Re: Flink and Presto integration
Posted by
Piotr Nowojski-3 on
URL: http://deprecated-apache-flink-user-mailing-list-archive.369.s1.nabble.com/Flink-and-Presto-integration-tp32407p32441.html
Hi,
Yes, Presto (in presto-hive connector) is just using hive Metastore to get the table definitions/meta data. If you connect to the same hive Metastore with Flink, both systems should be able to see the same tables.
Piotrek
Hi Flavio,
Your requirement should be to use blink batch to read the tables in Presto?
I'm not familiar with Presto's catalog. Is it like hive Metastore?
If so, what needs to be done is similar to the hive connector.
You need to implement a catalog of presto, which translates the Presto table into a Flink table. You may need to deal with partitions, statistics, and so on.
Best,
Jingsong Lee
On Mon, Jan 27, 2020 at 9:58 PM Itamar Syn-Hershko <
[hidden email]> wrote:
Yes, Flink does batch processing by "reevaluating a stream" so to speak. Presto doesn't have sources and sinks, only catalogs (which are always allowing reads, and sometimes also writes).
Presto catalogs are a configuration - they are managed on the node filesystem as a configuration file and nowhere else. Flink sources/sinks are programmatically configurable and are compiled into your Flink program. So that is not possible at the moment, and all that's possible to do is get that info form the API of both products and visualize that. Definitely not managing them from a single place.
On Mon, Jan 27, 2020 at 3:54 PM Flavio Pompermaier <
[hidden email]> wrote:
Both Presto and Flink make use of a Catalog in order to be able to read/write data from a source/sink.
I don't agree about " Flink is about processing data streams" because Flink is competitive also for the batch workloads (and this will be further improved in the next releases).

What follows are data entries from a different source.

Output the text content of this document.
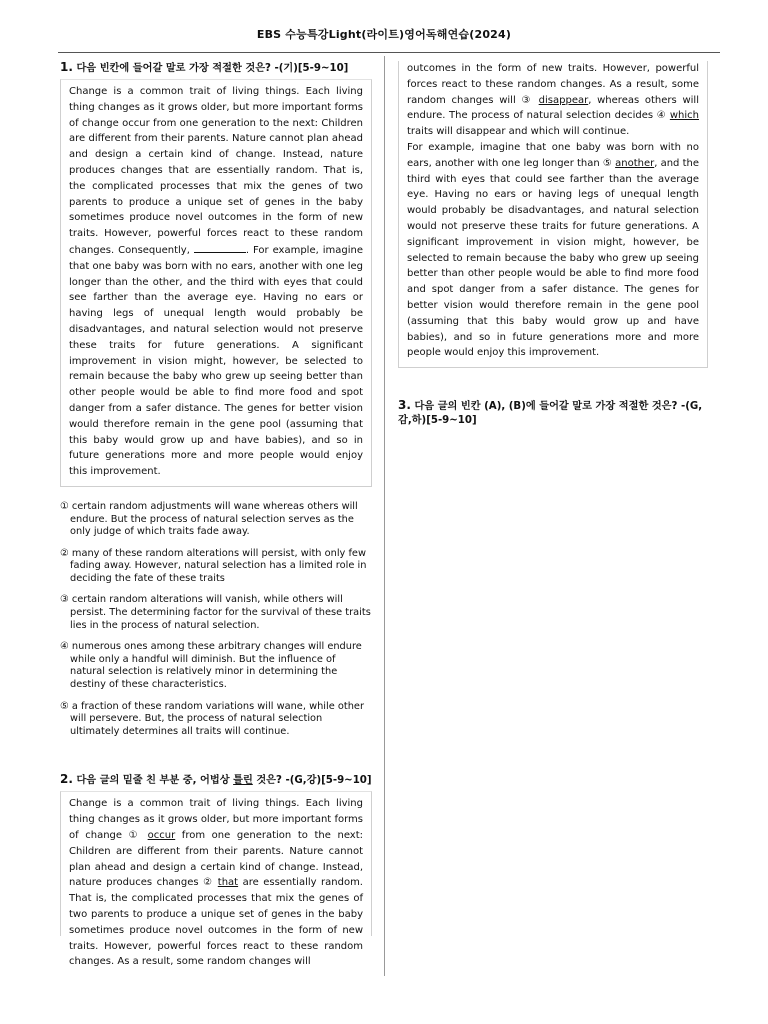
EBS 수능특강Light(라이트)영어독해연습(2024)

1. 다음 빈칸에 들어갈 말로 가장 적절한 것은? -(기)[5-9~10]

Change is a common trait of living things. Each living thing changes as it grows older, but more important forms of change occur from one generation to the next: Children are different from their parents. Nature cannot plan ahead and design a certain kind of change. Instead, nature produces changes that are essentially random. That is, the complicated processes that mix the genes of two parents to produce a unique set of genes in the baby sometimes produce novel outcomes in the form of new traits. However, powerful forces react to these random changes. Consequently,	. For example, imagine that one baby was born with no ears, another with one leg longer than the other, and the third with eyes that could see farther than the average eye. Having no ears or having legs of unequal length would probably be disadvantages, and natural selection would not preserve these traits for future generations. A significant improvement in vision might, however, be selected to remain because the baby who grew up seeing better than other people would be able to find more food and spot danger from a safer distance. The genes for better vision would therefore remain in the gene pool (assuming that this baby would grow up and have babies), and so in future generations more and more people would enjoy this improvement.

① certain random adjustments will wane whereas others will endure. But the process of natural selection serves as the only judge of which traits fade away.

② many of these random alterations will persist, with only few fading away. However, natural selection has a limited role in deciding the fate of these traits

③ certain random alterations will vanish, while others will persist. The determining factor for the survival of these traits lies in the process of natural selection.

④ numerous ones among these arbitrary changes will endure while only a handful will diminish. But the influence of natural selection is relatively minor in determining the destiny of these characteristics.

⑤ a fraction of these random variations will wane, while other will persevere. But, the process of natural selection ultimately determines all traits will continue.

2. 다음 글의 밑줄 친 부분 중, 어법상 틀린 것은? -(G,강)[5-9~10]

Change is a common trait of living things. Each living thing changes as it grows older, but more important forms of change ① occur from one generation to the next: Children are different from their parents. Nature cannot plan ahead and design a certain kind of change. Instead, nature produces changes ② that are essentially random. That is, the complicated processes that mix the genes of two parents to produce a unique set of genes in the baby sometimes produce novel outcomes in the form of new traits. However, powerful forces react to these random changes. As a result, some random changes will

outcomes in the form of new traits. However, powerful forces react to these random changes. As a result, some random changes will ③ disappear, whereas others will endure. The process of natural selection decides ④ which traits will disappear and which will continue.

For example, imagine that one baby was born with no ears, another with one leg longer than ⑤ another, and the third with eyes that could see farther than the average eye. Having no ears or having legs of unequal length would probably be disadvantages, and natural selection would not preserve these traits for future generations. A significant improvement in vision might, however, be selected to remain because the baby who grew up seeing better than other people would be able to find more food and spot danger from a safer distance. The genes for better vision would therefore remain in the gene pool (assuming that this baby would grow up and have babies), and so in future generations more and more people would enjoy this improvement.

3. 다음 글의 빈칸 (A), (B)에 들어갈 말로 가장 적절한 것은? -(G,감,하)[5-9~10]
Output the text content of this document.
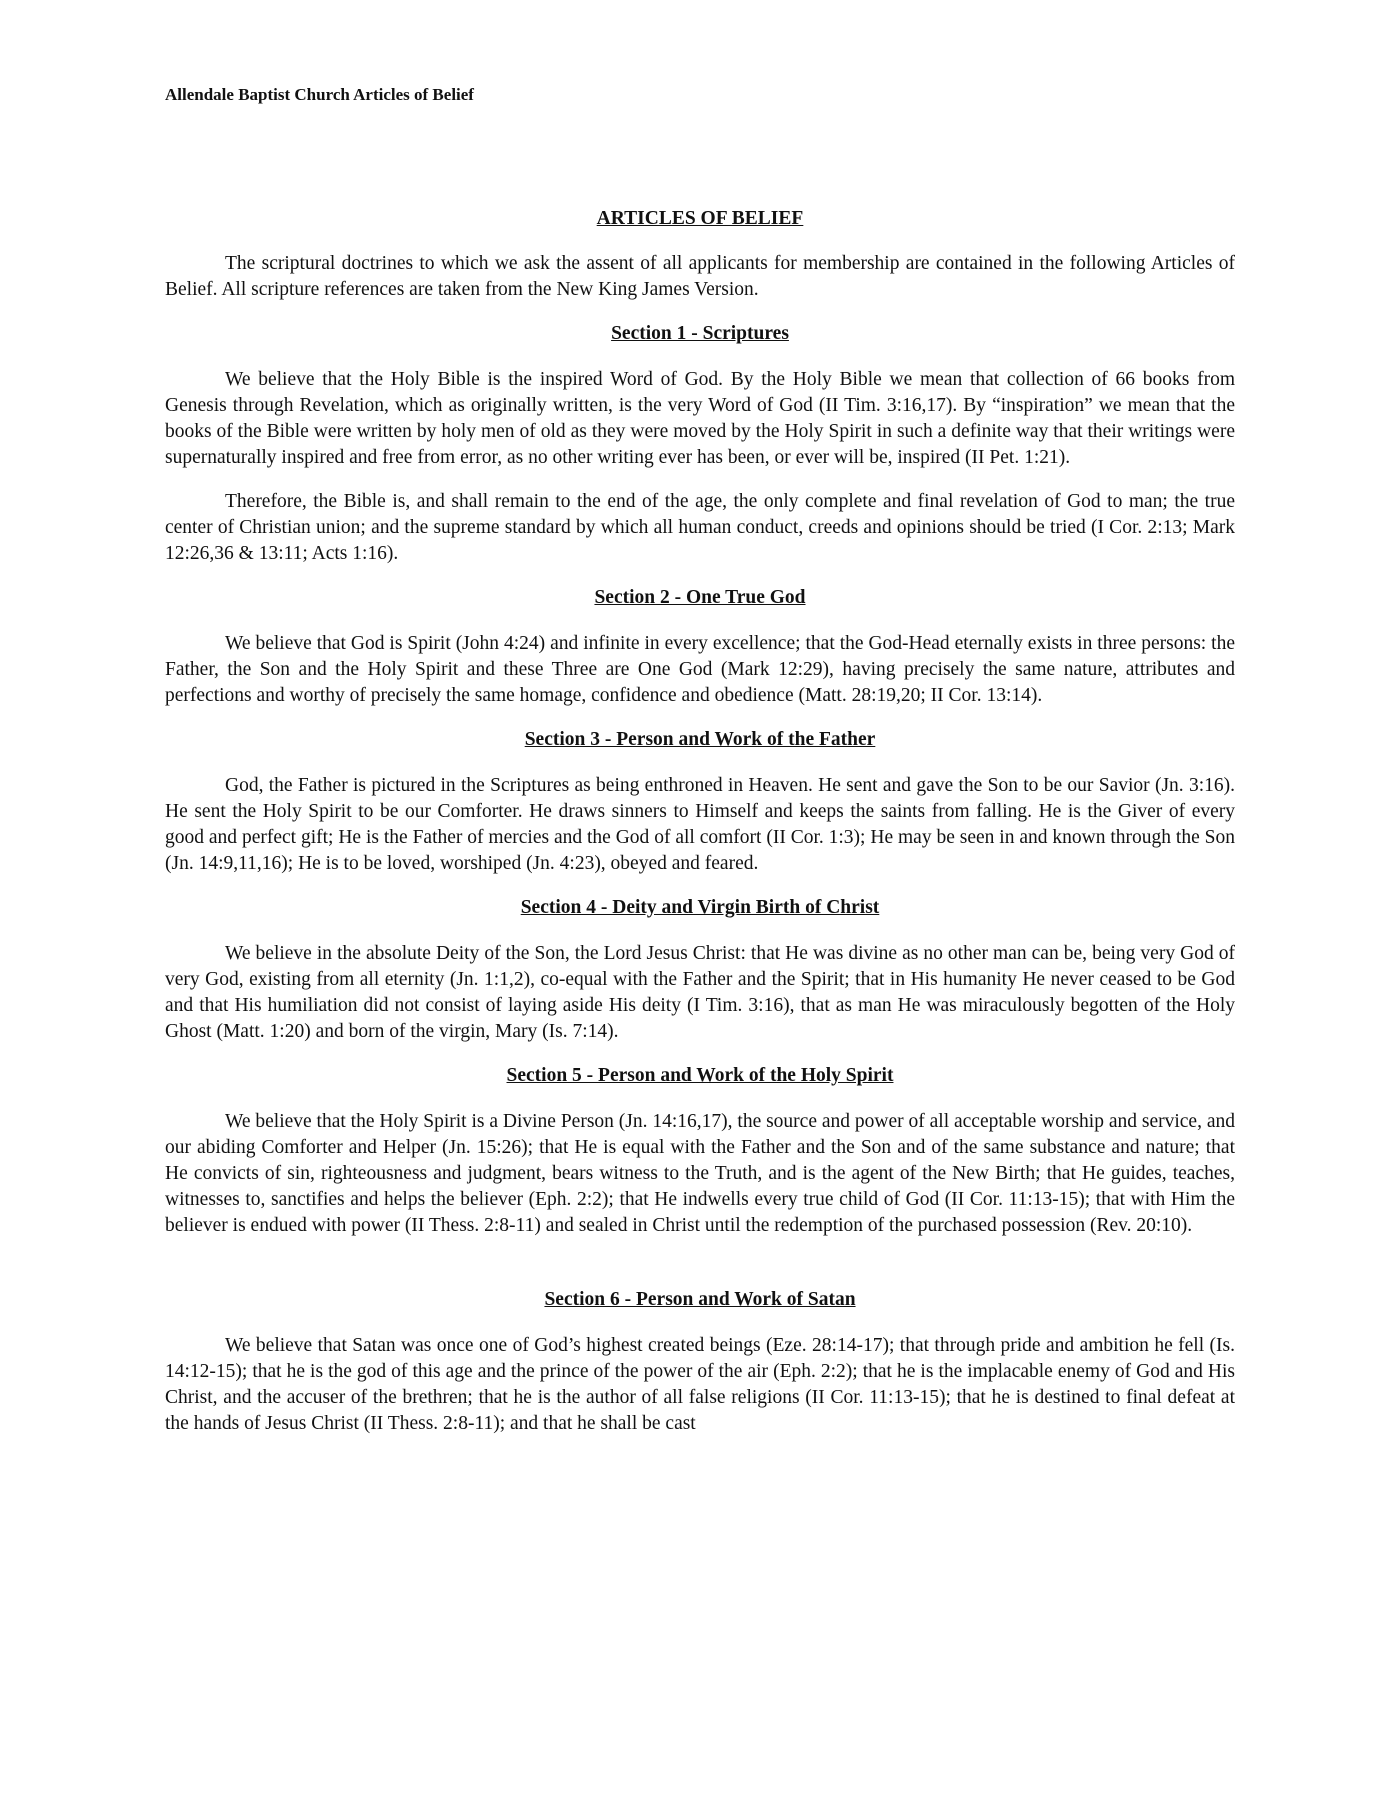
Allendale Baptist Church Articles of Belief

ARTICLES OF BELIEF

The scriptural doctrines to which we ask the assent of all applicants for membership are contained in the following Articles of Belief. All scripture references are taken from the New King James Version.

Section 1 - Scriptures

We believe that the Holy Bible is the inspired Word of God. By the Holy Bible we mean that collection of 66 books from Genesis through Revelation, which as originally written, is the very Word of God (II Tim. 3:16,17). By “inspiration” we mean that the books of the Bible were written by holy men of old as they were moved by the Holy Spirit in such a definite way that their writings were supernaturally inspired and free from error, as no other writing ever has been, or ever will be, inspired (II Pet. 1:21).

Therefore, the Bible is, and shall remain to the end of the age, the only complete and final revelation of God to man; the true center of Christian union; and the supreme standard by which all human conduct, creeds and opinions should be tried (I Cor. 2:13; Mark 12:26,36 & 13:11; Acts 1:16).

Section 2 - One True God

We believe that God is Spirit (John 4:24) and infinite in every excellence; that the God-Head eternally exists in three persons: the Father, the Son and the Holy Spirit and these Three are One God (Mark 12:29), having precisely the same nature, attributes and perfections and worthy of precisely the same homage, confidence and obedience (Matt. 28:19,20; II Cor. 13:14).

Section 3 - Person and Work of the Father

God, the Father is pictured in the Scriptures as being enthroned in Heaven. He sent and gave the Son to be our Savior (Jn. 3:16). He sent the Holy Spirit to be our Comforter. He draws sinners to Himself and keeps the saints from falling. He is the Giver of every good and perfect gift; He is the Father of mercies and the God of all comfort (II Cor. 1:3); He may be seen in and known through the Son (Jn. 14:9,11,16); He is to be loved, worshiped (Jn. 4:23), obeyed and feared.

Section 4 - Deity and Virgin Birth of Christ

We believe in the absolute Deity of the Son, the Lord Jesus Christ: that He was divine as no other man can be, being very God of very God, existing from all eternity (Jn. 1:1,2), co-equal with the Father and the Spirit; that in His humanity He never ceased to be God and that His humiliation did not consist of laying aside His deity (I Tim. 3:16), that as man He was miraculously begotten of the Holy Ghost (Matt. 1:20) and born of the virgin, Mary (Is. 7:14).

Section 5 - Person and Work of the Holy Spirit

We believe that the Holy Spirit is a Divine Person (Jn. 14:16,17), the source and power of all acceptable worship and service, and our abiding Comforter and Helper (Jn. 15:26); that He is equal with the Father and the Son and of the same substance and nature; that He convicts of sin, righteousness and judgment, bears witness to the Truth, and is the agent of the New Birth; that He guides, teaches, witnesses to, sanctifies and helps the believer (Eph. 2:2); that He indwells every true child of God (II Cor. 11:13-15); that with Him the believer is endued with power (II Thess. 2:8-11) and sealed in Christ until the redemption of the purchased possession (Rev. 20:10).

Section 6 - Person and Work of Satan

We believe that Satan was once one of God’s highest created beings (Eze. 28:14-17); that through pride and ambition he fell (Is. 14:12-15); that he is the god of this age and the prince of the power of the air (Eph. 2:2); that he is the implacable enemy of God and His Christ, and the accuser of the brethren; that he is the author of all false religions (II Cor. 11:13-15); that he is destined to final defeat at the hands of Jesus Christ (II Thess. 2:8-11); and that he shall be cast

I'd like to register my data sources/sinks in one single catalog (E.g. Presto) and then being able to reuse it also in Flink (with a simple translation).
My idea of integration here is thus more at catalog level since I would use Presto for exploring data from UI and Flink to process it because once the configuration part has finished (since I have many Flink jobs that I don't want to throw away or rewrite).
On Mon, Jan 27, 2020 at 2:30 PM Itamar Syn-Hershko <
[hidden email]> wrote:
Hi Flavio,
Presto contributor and Starburst Partners here.
Presto and Flink are solving completely different challenges. Flink is about processing data streams as they come in; Presto is about ad-hoc / periodic querying of data sources.
A typical architecture would use Flink to process data streams and write data and aggregations to some data stores (Redis, MemSQL, SQLs, Elasticsearch, etc) and then using Presto to query those data stores (and possible also others using Query Federation).
What kind of integration will you be looking for?
On Mon, Jan 27, 2020 at 1:44 PM Flavio Pompermaier <
[hidden email]> wrote:
Hi all,
is there any integration between Presto and Flink? I'd like to use Presto for the UI part (preview and so on) while using Flink for the batch processing. Do you suggest something else otherwise?
Best,
Flavio
--
--
--